The series of citywide events, including a reenactment next year of the first so-called Reminder Day demonstration, are still in planning stages, to be unveiled this summer.
"The oldest library company in America - you can have no more distinguished institution taking a stand for LGBT history and its importance," said Chris Bartlett, executive director at the William Way LGBT Community Center in Center City, which is organizing the events.
Founded by Benjamin Franklin in 1732, the Library Company is the nation's oldest library and the only major colonial American library that survives virtually intact and is unaffiliated with a college or university. Now at 1314 Locust St., it has more than 500,000 items in its archives.

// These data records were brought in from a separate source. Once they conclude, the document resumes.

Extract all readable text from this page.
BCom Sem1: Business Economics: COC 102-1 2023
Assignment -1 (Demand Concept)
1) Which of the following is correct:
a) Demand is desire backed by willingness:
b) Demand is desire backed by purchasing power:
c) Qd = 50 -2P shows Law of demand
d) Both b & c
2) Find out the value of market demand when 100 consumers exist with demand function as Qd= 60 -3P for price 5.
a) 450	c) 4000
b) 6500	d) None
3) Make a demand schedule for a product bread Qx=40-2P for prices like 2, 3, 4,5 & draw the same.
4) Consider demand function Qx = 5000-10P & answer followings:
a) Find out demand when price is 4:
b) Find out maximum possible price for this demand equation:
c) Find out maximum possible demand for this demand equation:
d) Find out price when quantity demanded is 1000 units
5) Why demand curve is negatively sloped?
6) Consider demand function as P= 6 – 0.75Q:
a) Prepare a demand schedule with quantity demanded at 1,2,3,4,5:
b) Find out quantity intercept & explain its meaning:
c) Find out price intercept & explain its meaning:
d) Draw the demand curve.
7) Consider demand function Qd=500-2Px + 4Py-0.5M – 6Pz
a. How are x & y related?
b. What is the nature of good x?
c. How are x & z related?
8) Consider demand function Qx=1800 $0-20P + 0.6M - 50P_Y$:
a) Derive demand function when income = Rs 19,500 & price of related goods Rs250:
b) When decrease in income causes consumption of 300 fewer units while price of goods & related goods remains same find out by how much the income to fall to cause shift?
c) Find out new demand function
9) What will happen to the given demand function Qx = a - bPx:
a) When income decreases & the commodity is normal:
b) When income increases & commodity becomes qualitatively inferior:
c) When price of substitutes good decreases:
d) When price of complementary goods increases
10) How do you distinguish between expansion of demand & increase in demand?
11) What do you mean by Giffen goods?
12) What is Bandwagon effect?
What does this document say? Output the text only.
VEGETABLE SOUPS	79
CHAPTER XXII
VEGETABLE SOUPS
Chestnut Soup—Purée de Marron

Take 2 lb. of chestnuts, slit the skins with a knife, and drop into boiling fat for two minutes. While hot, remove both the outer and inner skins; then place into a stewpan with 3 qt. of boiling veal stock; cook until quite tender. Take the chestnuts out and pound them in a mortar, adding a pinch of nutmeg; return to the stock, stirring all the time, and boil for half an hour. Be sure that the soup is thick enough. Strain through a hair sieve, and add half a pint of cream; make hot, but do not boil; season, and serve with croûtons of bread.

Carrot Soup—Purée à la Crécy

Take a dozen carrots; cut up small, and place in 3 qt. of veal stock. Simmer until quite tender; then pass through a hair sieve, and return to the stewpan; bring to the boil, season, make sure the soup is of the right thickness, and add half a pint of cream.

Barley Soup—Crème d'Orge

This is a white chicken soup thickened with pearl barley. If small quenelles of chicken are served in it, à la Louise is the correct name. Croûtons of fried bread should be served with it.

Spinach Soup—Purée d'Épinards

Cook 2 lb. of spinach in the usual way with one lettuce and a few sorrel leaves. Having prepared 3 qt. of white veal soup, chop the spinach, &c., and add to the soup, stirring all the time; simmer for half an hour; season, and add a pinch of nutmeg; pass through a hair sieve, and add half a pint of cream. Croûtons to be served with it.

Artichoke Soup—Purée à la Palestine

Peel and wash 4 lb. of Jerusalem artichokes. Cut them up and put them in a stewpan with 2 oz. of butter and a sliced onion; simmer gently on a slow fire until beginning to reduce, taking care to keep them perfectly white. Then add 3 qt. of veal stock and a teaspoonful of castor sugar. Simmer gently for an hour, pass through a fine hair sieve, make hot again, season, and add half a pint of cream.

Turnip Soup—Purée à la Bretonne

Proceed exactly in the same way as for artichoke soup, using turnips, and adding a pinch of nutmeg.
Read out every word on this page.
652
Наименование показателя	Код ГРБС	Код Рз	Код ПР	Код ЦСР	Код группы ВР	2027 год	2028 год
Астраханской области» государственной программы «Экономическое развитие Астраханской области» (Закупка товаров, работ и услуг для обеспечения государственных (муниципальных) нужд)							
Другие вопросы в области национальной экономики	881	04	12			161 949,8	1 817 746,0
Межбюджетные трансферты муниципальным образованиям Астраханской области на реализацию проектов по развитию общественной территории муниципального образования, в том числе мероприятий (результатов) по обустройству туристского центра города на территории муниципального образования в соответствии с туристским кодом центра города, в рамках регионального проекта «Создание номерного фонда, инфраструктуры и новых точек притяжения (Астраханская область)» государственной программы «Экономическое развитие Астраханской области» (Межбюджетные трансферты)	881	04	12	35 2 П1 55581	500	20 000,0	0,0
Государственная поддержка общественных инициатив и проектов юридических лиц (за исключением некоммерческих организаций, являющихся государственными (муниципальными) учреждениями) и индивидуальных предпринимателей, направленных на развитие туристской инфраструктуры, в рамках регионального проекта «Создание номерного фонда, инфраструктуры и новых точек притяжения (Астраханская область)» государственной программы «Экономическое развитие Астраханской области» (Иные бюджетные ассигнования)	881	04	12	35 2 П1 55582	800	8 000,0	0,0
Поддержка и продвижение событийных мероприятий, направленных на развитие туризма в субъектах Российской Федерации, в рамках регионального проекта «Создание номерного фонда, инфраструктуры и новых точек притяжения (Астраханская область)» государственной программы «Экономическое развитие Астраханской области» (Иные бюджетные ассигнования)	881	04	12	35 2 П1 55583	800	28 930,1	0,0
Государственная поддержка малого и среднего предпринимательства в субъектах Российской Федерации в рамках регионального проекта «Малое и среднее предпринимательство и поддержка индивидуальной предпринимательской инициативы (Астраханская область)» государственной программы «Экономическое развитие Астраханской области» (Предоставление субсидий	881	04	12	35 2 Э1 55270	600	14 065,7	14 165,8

The single-room exhibit will be christened Friday evening with an opening reception and lecture by noted author David Halperin. It and others planned for larger venues across Philadelphia are meant to highlight gay cultural history.
"Here they are talking about a gay football player coming out," said retired Free Library of Philadelphia administrator John Cunningham, referring to the University of Missouri senior who could become the NFL's first openly gay player. His coming-out pronouncement over the weekend drew gasps in light of the sexual norms in locker rooms.
Cunningham, however, noted that courage was in perhaps higher supply at the 1965 demonstration - and each July 4 that followed until 1969, when the Independence Mall action was moved to New York City.
Ostracism or worse awaited those audacious enough to publicly identify themselves as gay, he said.
"Fifty years ago, you can imagine how courageous it was for these people to step forward," Cunningham said. "The discrimination against the community was" high.
The Library Company exhibit trains its lens on a distant era when poets such as Walt Whitman celebrated same-sex relationships and others enjoyed popularity despite gender-bending prose.
A particular treat awaits Whitman buffs: The Library Company's own 1860 third-edition printing of Leaves of Grass, an exceptionally rare piece, is on display for the first time in perhaps a decade. Leaves is among 100 exhibit items reflecting 19th-century cultural norms on sex.
"It was actually a golden age," King said.
A piece by the New York poet Fitz-Greene Halleck, a man dubbed "the American Byron," shows how.
Years after he had penned a highly intimate poem about his literary partner, Joseph Rodman Drake, the poem was included in an anthology that called Halleck one of the most popular authors of his time.
America had become more hostile toward gay culture by the 1950s and '60s, paving the way for decades of activism. But King said her exhibit offers at least one lesson: "History is very changeable."